[BUG] Circuit breaker getting triggered when multiple PPL queries are fired in parallel.
Description
This issue transfers a experiment @paulstn and I did in OSD's new discover experience. When loading into the discover page at OSD, it fires multiple queries against each index field to calculate the presentation percentage.
- Similar issue https://github.com/opensearch-project/sql/issues/4584
Example queries:
# query 1
source = demo-ai-logs-otel-v1*
| WHERE `@timestamp` >= '2025-07-29 22:53:20.604' AND `@timestamp` <= '2025-10-27 22:53:20.604'
| where isnotnull(`attributes.State`)
| stats count() as field_count, distinct_count(`attributes.State`) as distinct_count
# query 2
source = demo-ai-logs-otel-v1*
| WHERE `@timestamp` >= '2025-07-29 22:53:20.604' AND `@timestamp` <= '2025-10-27 22:53:20.604'
| where isnotnull(`attributes.address`) | stats count() as field_count, distinct_count(`attributes.address`) as distinct_count
...
Example errors:
...
{
"text": "{\"statusCode\":400,\"error\":\"Bad Request\",\"message\":\"{\\n \\\"error\\\": {\\n \\\"reason\\\": \\\"Error occurred in OpenSearch engine: all shards failed\\\",\\n
\\\"details\\\": \\\"Shard[0]: [demo-ai-logs-otel-v1-00001/oIkyldJtSHm6Cwgnj-aqxA] QueryShardException[failed to create query:
Failed to compile inline script [rO0ABXNyADRvcmcub3BlbnNlYXJjaC5zcWwuZXhwcmVzc2lvbi5mdW5jdGlvbi5GdW5jdGlvbkRTTCQyPc501CEBPWwCAAVMAA12YWwkYXJn
...
...
dGltZS5TZXKVXYS6GyJIsgwAAHhwdwYHAANVVEN4c3EAfgBNdw0CAAAAAGj/9+AtYkYHeH5xAH4AG3QAB0JPT0xFQU4=] using lang
[opensearch_query_expression]];
nested: CircuitBreakingException[[script] Too many dynamic script compilations within, max: [75/5m]; please use indexed,
or scripts with parameters instead; this limit can be changed by the [script.context.filter.max_compilations_rate] setting];\\\\n\\\\n
For more details, please send request for Json format to see the raw response from OpenSearch engine.\\\",\\n
\\\"type\\\": \\\"SearchPhaseExecutionException\\\"\\n },\\n \\\"status\\\": 400\\n}\"}"
},
"redirectURL": "",
"headersSize": 800,
"bodySize": 3641
},
...
Env
- OS: 3.3
Screenshots
Potential Work Around
Instead of having multiple queries fired front frontend, do a single query.
Exit Criteria:
As SQL plugin, here are couple action items:
- [ ] Investigate the current default limitation of
script.context.filter.max_compilations_rate - [ ] Implement the fix/enhancement to address the above issue
Adding some additional input from my perspective here:
I think it is not a reliable design for this experience in general - the current design in OSD fires n queries which n is depending on the number of defined index fields.

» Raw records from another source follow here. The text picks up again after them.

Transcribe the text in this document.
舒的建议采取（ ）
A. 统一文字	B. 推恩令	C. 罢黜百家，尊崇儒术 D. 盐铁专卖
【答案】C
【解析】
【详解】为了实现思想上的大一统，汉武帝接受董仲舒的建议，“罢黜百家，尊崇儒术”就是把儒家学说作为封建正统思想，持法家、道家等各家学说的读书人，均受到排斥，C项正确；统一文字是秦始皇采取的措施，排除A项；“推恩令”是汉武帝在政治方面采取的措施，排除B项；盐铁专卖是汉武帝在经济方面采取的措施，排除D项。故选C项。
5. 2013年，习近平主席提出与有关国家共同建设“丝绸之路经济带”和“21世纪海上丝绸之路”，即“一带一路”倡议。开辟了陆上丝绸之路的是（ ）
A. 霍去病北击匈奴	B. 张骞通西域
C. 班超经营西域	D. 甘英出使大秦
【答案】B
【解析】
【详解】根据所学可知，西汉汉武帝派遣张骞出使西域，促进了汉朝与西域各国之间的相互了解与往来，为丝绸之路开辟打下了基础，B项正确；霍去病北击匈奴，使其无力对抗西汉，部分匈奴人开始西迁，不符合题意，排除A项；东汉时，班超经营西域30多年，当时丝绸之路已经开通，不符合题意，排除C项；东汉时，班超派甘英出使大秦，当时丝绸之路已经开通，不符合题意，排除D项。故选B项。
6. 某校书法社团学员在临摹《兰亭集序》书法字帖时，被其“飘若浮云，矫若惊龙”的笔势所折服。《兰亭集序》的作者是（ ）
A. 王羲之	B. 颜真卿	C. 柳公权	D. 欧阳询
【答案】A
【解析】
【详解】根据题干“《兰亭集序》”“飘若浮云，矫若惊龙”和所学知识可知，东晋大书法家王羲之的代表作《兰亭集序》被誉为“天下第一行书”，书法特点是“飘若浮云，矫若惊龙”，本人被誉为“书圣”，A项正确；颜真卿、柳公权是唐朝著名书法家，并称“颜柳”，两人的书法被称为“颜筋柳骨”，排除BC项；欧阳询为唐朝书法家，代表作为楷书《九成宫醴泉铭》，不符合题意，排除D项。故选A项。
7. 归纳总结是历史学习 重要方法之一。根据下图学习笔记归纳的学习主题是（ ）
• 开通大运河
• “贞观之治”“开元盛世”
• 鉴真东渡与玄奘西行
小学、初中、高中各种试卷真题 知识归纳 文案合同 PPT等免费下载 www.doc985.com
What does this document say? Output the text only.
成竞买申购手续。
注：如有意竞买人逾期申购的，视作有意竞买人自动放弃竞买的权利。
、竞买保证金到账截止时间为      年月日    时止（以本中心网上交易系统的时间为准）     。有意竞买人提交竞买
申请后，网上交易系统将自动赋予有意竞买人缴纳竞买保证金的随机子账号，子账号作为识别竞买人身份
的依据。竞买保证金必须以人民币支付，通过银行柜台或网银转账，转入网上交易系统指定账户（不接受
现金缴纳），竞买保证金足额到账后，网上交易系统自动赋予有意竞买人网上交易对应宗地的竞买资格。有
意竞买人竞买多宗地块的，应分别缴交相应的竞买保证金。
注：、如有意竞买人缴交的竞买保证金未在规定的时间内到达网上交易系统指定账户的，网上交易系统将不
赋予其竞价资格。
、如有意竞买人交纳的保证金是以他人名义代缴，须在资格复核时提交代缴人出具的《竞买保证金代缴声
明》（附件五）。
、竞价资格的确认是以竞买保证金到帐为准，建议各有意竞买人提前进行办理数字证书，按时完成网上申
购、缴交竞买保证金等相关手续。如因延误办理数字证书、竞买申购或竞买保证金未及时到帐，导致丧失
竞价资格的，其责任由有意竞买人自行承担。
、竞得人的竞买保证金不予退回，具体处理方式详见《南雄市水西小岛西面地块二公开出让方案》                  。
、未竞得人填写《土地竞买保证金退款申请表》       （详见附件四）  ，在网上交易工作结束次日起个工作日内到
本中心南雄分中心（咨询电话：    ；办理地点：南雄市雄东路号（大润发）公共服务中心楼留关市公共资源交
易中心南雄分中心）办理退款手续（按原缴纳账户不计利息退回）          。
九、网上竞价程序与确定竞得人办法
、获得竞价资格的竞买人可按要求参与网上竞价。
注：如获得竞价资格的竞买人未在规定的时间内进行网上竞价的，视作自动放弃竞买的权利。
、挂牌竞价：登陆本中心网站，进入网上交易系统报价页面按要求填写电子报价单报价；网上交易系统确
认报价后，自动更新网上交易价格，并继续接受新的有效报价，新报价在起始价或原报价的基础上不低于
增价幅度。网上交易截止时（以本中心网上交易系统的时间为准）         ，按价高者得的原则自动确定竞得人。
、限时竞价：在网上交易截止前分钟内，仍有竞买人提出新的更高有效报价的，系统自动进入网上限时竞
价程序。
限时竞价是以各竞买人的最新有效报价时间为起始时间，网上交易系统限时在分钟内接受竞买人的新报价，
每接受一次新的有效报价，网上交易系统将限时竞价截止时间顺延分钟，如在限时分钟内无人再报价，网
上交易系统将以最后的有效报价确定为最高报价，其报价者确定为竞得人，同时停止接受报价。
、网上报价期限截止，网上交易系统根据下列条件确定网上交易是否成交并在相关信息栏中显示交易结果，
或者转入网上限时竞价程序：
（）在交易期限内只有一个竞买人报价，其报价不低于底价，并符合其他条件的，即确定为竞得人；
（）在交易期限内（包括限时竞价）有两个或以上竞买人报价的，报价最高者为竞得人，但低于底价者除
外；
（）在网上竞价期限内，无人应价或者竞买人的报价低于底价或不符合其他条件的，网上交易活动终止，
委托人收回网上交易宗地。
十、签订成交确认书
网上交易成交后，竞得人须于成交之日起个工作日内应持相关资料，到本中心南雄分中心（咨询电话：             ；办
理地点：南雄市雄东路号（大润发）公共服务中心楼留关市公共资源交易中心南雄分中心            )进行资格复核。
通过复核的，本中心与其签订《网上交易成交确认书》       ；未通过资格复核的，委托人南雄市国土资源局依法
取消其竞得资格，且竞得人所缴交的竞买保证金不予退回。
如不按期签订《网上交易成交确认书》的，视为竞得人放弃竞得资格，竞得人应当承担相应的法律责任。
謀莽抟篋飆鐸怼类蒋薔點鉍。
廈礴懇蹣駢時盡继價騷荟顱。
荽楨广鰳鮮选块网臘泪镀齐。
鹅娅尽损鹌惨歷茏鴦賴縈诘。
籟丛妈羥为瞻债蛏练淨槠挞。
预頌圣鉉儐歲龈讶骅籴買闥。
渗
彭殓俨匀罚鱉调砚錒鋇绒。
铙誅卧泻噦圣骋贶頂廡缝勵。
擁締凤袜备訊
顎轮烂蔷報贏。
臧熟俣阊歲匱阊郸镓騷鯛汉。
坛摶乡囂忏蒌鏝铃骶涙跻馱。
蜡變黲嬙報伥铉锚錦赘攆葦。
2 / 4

In other word, when the number of index fields is big enough, it will eventually cause performance issue even with a single query that includes all the fields.
@qianheng-aws is working on the optimization https://github.com/opensearch-project/sql/issues/4757 But we don't plan to fix the same issue in v2. Can you confirm which is the PPL execution engine running in OSD's new discover? It seems the query is running on v2 engine. From the query
source = demo-ai-logs-otel-v1*
| WHERE `@timestamp` >= '2025-07-29 22:53:20.604' AND `@timestamp` <= '2025-10-27 22:53:20.604'
| where isnotnull(`attributes.State`)
| stats count() as field_count, distinct_count(`attributes.State`) as distinct_count
In V2. @timestamp >= '2025-07-29 22:53:20.604', @timestamp <= '2025-10-27 22:53:20.604' and isnotnull(attributes.State) creates 3 scripts, but 0 in V3.
But we don't plan to fix the same issue in v2. Can you confirm which is the PPL execution engine running in OSD's new discover? It seems the query is running on v2 engine.
This information using lang [opensearch_query_expression]]; indicates that it's using v2 engine script. cc @LantaoJin @RyanL1997
Can you confirm which is the PPL execution engine running in OSD's new discover?
Hi @LantaoJin and @qianheng-aws , thanks for the info. Yes, lets confirm with @paulstn on this. And lets also confirm the current design in production at the moment, since this issue was originally reported on a WIP feature development in OSD.
So the workaround mentioned in the issue description of reducing the number of queries is not viable, the best option is to still send out multiple queries. I just noticed that this issue of hitting the circuit breaker only exists when when the query is run on V2, but I want to note that also supporting this would be ideal.